Later, when talking with one of the teachers that speaks a little English, I asked him why we apparently did not beat the school 3-0. He then typed a Korean word into a translation program on his phone, which popped up as: CONSIDERATION. He then described to me in broken English that it’s not advisable to beat them 3-o because they came to our school, and is bad sportsmanship. Bad sportsmanship, really? This is just one facet on how Koreans apparently treat each other, even in fairly competitive matches, and I learned quantities from this event. It almost seems rather paradoxical, as the other team eagerly, I mean really eagerly wanted to win and tried hoards to maneuvers to squash our efforts.
Tired, I was dropped off at my apartment in Gimpo-si and was immediately confronted by some of my neighbors while going up the stairs who were going to the rooftop to chill and have a beer; I decided to join them. My apartment complex is full of foreigners from many parts of the world, including: South Africa, England, Canada, Australia, and a few from around the US. The rooftop, which is is analogous to an open patio, is just one quick flight of stairs from my 4th floor apartment and has pretty cool views of the bustling part of the Gimpo-si: the Saudong district.
The Saudong district of Gimpo-si is where the action is. The good restaurants, bars, stores, and almost anything else one would want is there. After having a beer on the rooftop, I split and decided to go for a walk through the entire Saudong district in attempt to memorize where specific stores and restaurants are located, in addition to perhaps grabbing dinner. I must have walked a 3 to 4 mile loop through Gimpo-si and as I was approaching the street that heads to my apartment, I hear, “Paul! Paul!”

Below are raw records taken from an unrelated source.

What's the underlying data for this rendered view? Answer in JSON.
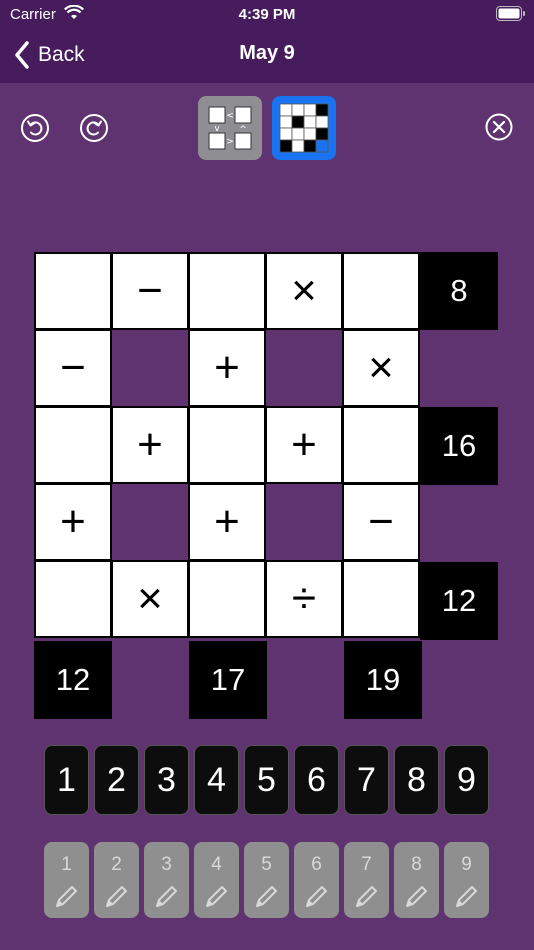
{
  "status": {
    "carrier": "Carrier",
    "time": "4:39 PM"
  },
  "nav": {
    "back_label": "Back",
    "title": "May 9"
  },
  "toolbar": {
    "undo_icon": "undo-icon",
    "redo_icon": "redo-icon",
    "mode_inequality_icon": "inequality-mode-icon",
    "mode_crossword_icon": "crossword-mode-icon",
    "close_icon": "close-icon",
    "active_mode_color": "#1a73f0"
  },
  "puzzle": {
    "rows": [
      [
        "",
        "−",
        "",
        "×",
        "",
        "8"
      ],
      [
        "−",
        null,
        "+",
        null,
        "×",
        null
      ],
      [
        "",
        "+",
        "",
        "+",
        "",
        "16"
      ],
      [
        "+",
        null,
        "+",
        null,
        "−",
        null
      ],
      [
        "",
        "×",
        "",
        "÷",
        "",
        "12"
      ],
      [
        "12",
        null,
        "17",
        null,
        "19",
        null
      ]
    ],
    "row_clues": [
      "8",
      "16",
      "12"
    ],
    "column_clues": [
      "12",
      "17",
      "19"
    ]
  },
  "number_keys": [
    "1",
    "2",
    "3",
    "4",
    "5",
    "6",
    "7",
    "8",
    "9"
  ],
  "note_keys": [
    "1",
    "2",
    "3",
    "4",
    "5",
    "6",
    "7",
    "8",
    "9"
  ],
  "colors": {
    "background": "#5e3370",
    "bar": "#471c5d"
  }
}
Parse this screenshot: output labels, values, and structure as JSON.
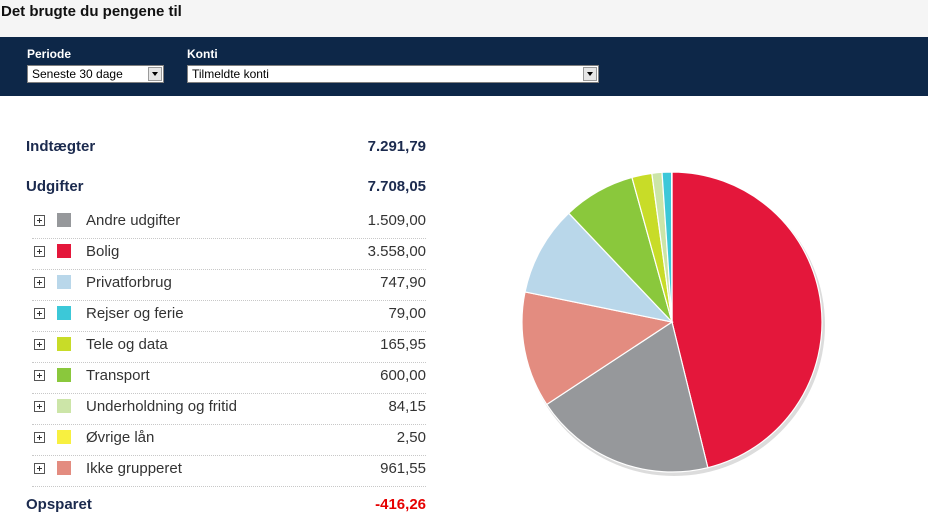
{
  "page": {
    "title": "Det brugte du pengene til"
  },
  "filters": {
    "period_label": "Periode",
    "period_value": "Seneste 30 dage",
    "accounts_label": "Konti",
    "accounts_value": "Tilmeldte konti"
  },
  "summary": {
    "income_label": "Indtægter",
    "income_value": "7.291,79",
    "expenses_label": "Udgifter",
    "expenses_value": "7.708,05",
    "saved_label": "Opsparet",
    "saved_value": "-416,26"
  },
  "categories": [
    {
      "name": "Andre udgifter",
      "amount": "1.509,00",
      "color": "#96989b",
      "icon": "expand-plus-icon"
    },
    {
      "name": "Bolig",
      "amount": "3.558,00",
      "color": "#e4173b",
      "icon": "expand-plus-icon"
    },
    {
      "name": "Privatforbrug",
      "amount": "747,90",
      "color": "#b9d7ea",
      "icon": "expand-plus-icon"
    },
    {
      "name": "Rejser og ferie",
      "amount": "79,00",
      "color": "#3cc8d8",
      "icon": "expand-plus-icon"
    },
    {
      "name": "Tele og data",
      "amount": "165,95",
      "color": "#c8dc28",
      "icon": "expand-plus-icon"
    },
    {
      "name": "Transport",
      "amount": "600,00",
      "color": "#8ac83c",
      "icon": "expand-plus-icon"
    },
    {
      "name": "Underholdning og fritid",
      "amount": "84,15",
      "color": "#cce5a8",
      "icon": "expand-plus-icon"
    },
    {
      "name": "Øvrige lån",
      "amount": "2,50",
      "color": "#f8f040",
      "icon": "expand-plus-icon"
    },
    {
      "name": "Ikke grupperet",
      "amount": "961,55",
      "color": "#e38c80",
      "icon": "expand-plus-icon"
    }
  ],
  "chart_data": {
    "type": "pie",
    "start": "top",
    "direction": "clockwise",
    "slices": [
      {
        "label": "Bolig",
        "value": 3558.0,
        "color": "#e4173b"
      },
      {
        "label": "Andre udgifter",
        "value": 1509.0,
        "color": "#96989b"
      },
      {
        "label": "Ikke grupperet",
        "value": 961.55,
        "color": "#e38c80"
      },
      {
        "label": "Privatforbrug",
        "value": 747.9,
        "color": "#b9d7ea"
      },
      {
        "label": "Transport",
        "value": 600.0,
        "color": "#8ac83c"
      },
      {
        "label": "Tele og data",
        "value": 165.95,
        "color": "#c8dc28"
      },
      {
        "label": "Underholdning og fritid",
        "value": 84.15,
        "color": "#cce5a8"
      },
      {
        "label": "Rejser og ferie",
        "value": 79.0,
        "color": "#3cc8d8"
      },
      {
        "label": "Øvrige lån",
        "value": 2.5,
        "color": "#f8f040"
      }
    ]
  }
}
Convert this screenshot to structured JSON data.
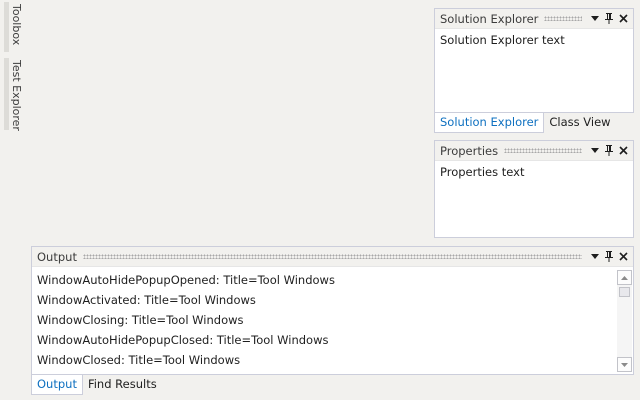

To my immediate surprise it was all my fellow teachers whom had just played volleyball a few hours earlier and our vice-principal. They were on their way to getting dinner, and in truth, I was actually a little relieved because I was really innately hoping I would run into one of them to perhaps help me when ordering something I know I would like. Two days ago I bought what I thought was soy milk, which unfortunately turned out to be some kind of bean milk that tasted like burnt cork; I had taken a large gulp of that stuff which was quickly heaved into the nearby sink. I laugh thinking about it now. Anyway, it was a great, random surprise running into my fellow Wolgot Elementary teachers in the middle of town. They treated me to a bounteous dinner and insisted that I invite them to a get-together/party at my apartment to indulge tasty american cuisine. Apparently there is a Costco nearby where I can find some american BBQ items and decent wine to compliment each dish, but first thing is first… I need a barbeque.